Duas noites depois daquele sonho e do enterro da andorinha, quando de manhã abro a porta de casa, reparo que no chão do alpendre da casa do lado está uma faca. Está uma faca no chão, com a lâmina apontada para a nossa casa, para mim.


Pensei que pela hora do almoço, quando a vizinha voltasse a casa, desse conta daquela faca no meio do chão. Mas a verdade é que já é de noite e a faca continua lá.
O que faz uma faca no chão? Corta os passos das pessoas, divide o pó ao meio, tira a pele do vento?


Está apontada para a nossa porta, parece que me acusa. Quem pega nela? Eu não lhe quis pegar. Ela ainda lá está. A vizinha não vê a faca. A faca esconde-se da vizinha. Já cortou abóboras duras, cana-de-açúcar e maçaroca, talos de couves, rasgou a pele da cabra e talvez a sua própria pele (da vizinha). E por isso deitou-a fora! Chega de sangue nos dedos! Rua com a faca!
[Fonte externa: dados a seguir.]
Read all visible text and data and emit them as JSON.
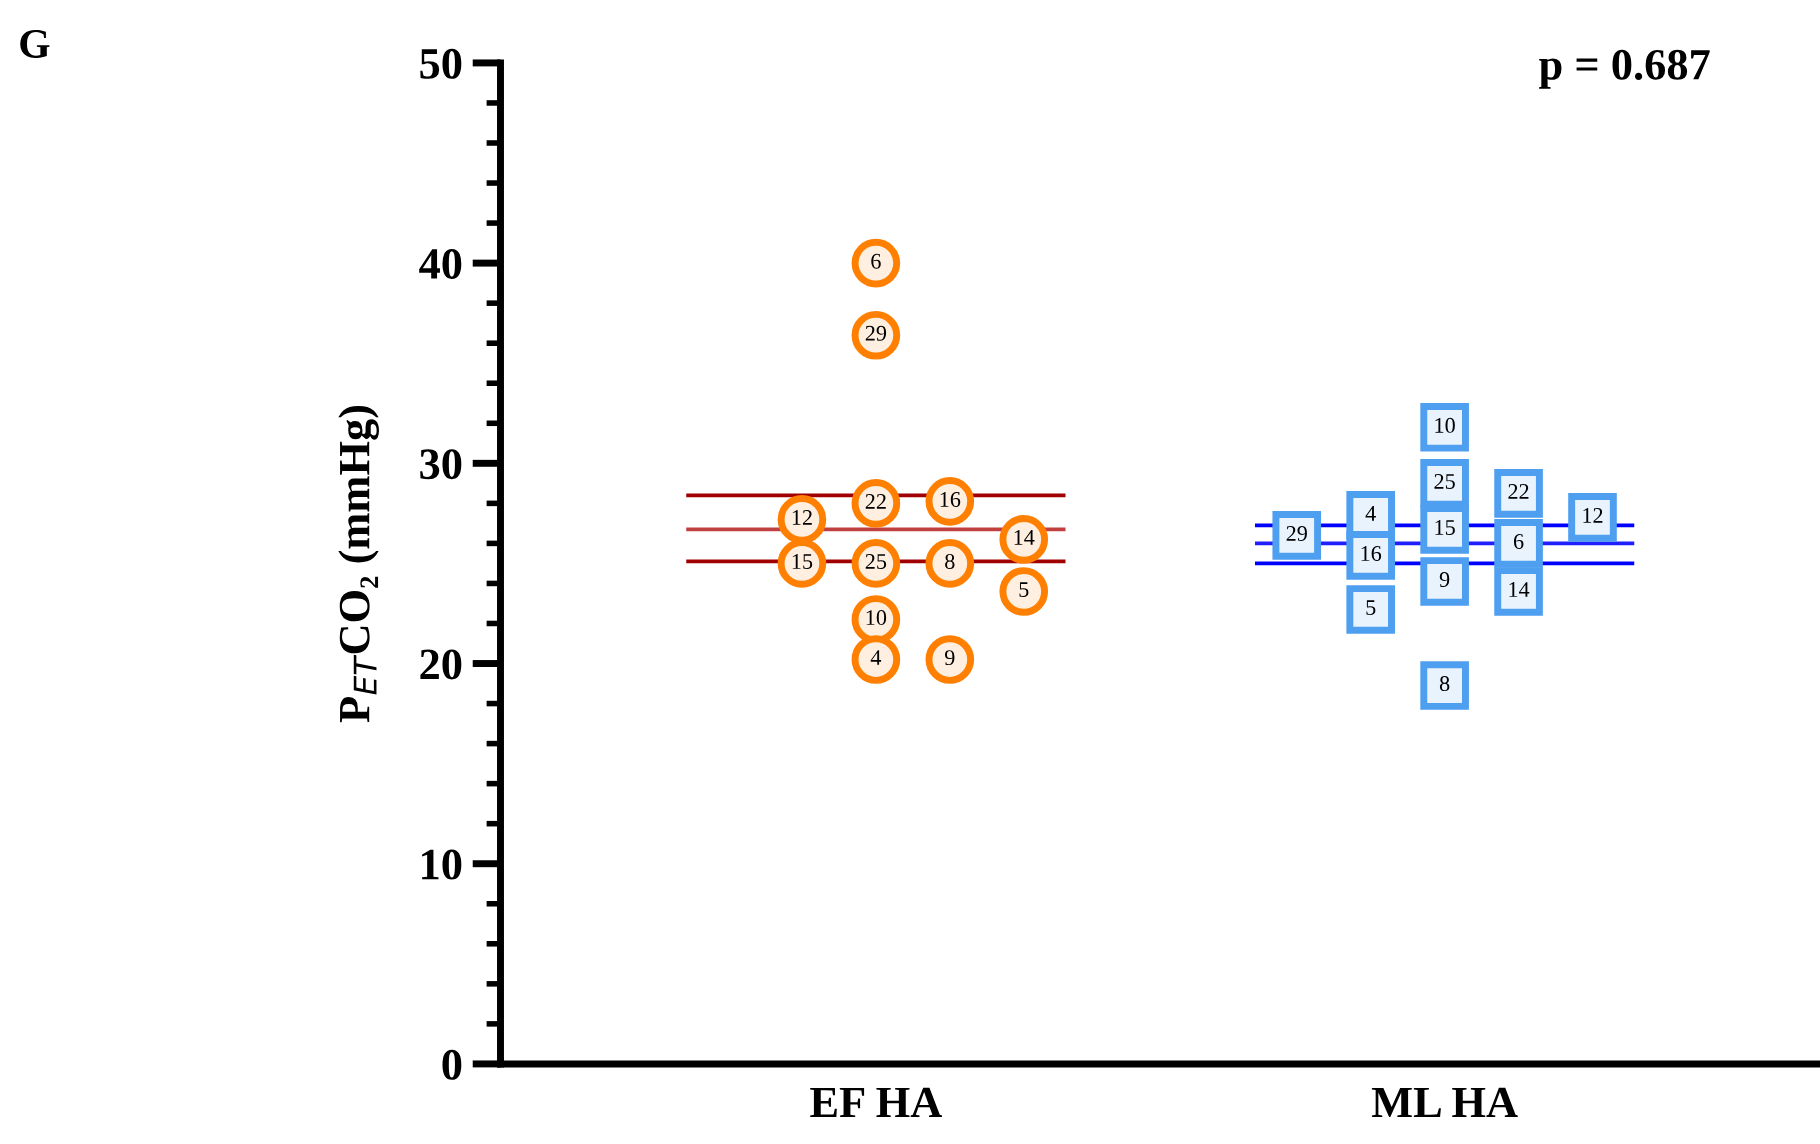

E a faca ficou no chão de cimento, virada para a minha porta. Pede-me então uma segunda oportunidade. Quer ser faca outra vez e não um bocado de lixo no chão. É uma faca envergonhada da ferrugem que tem, do parafuso que lhe falta, do estado miserável a que chegou… é uma faca que suplica cortar.


Só quer cortar e pede desculpa, mas quando sente a pele não lhe resiste. É-lhe mais forte do que o tétano que vive dentro de si. Quando sente aquela pele macia de quem lhe pega é-lhe irresistível. Tenta a todo o custo entrar lá dentro, introduzir-se dentro da pele e depois ver aquele líquido encarnado e intenso, que mancha tudo, que suja tudo, que mete a mete no lavatório, de lâmina untada de sangue e gritos: “Chega! Rua com a faca!”


E assim está a faca. No chão de cimento. Apontada para a minha porta, a pedir para ser faca.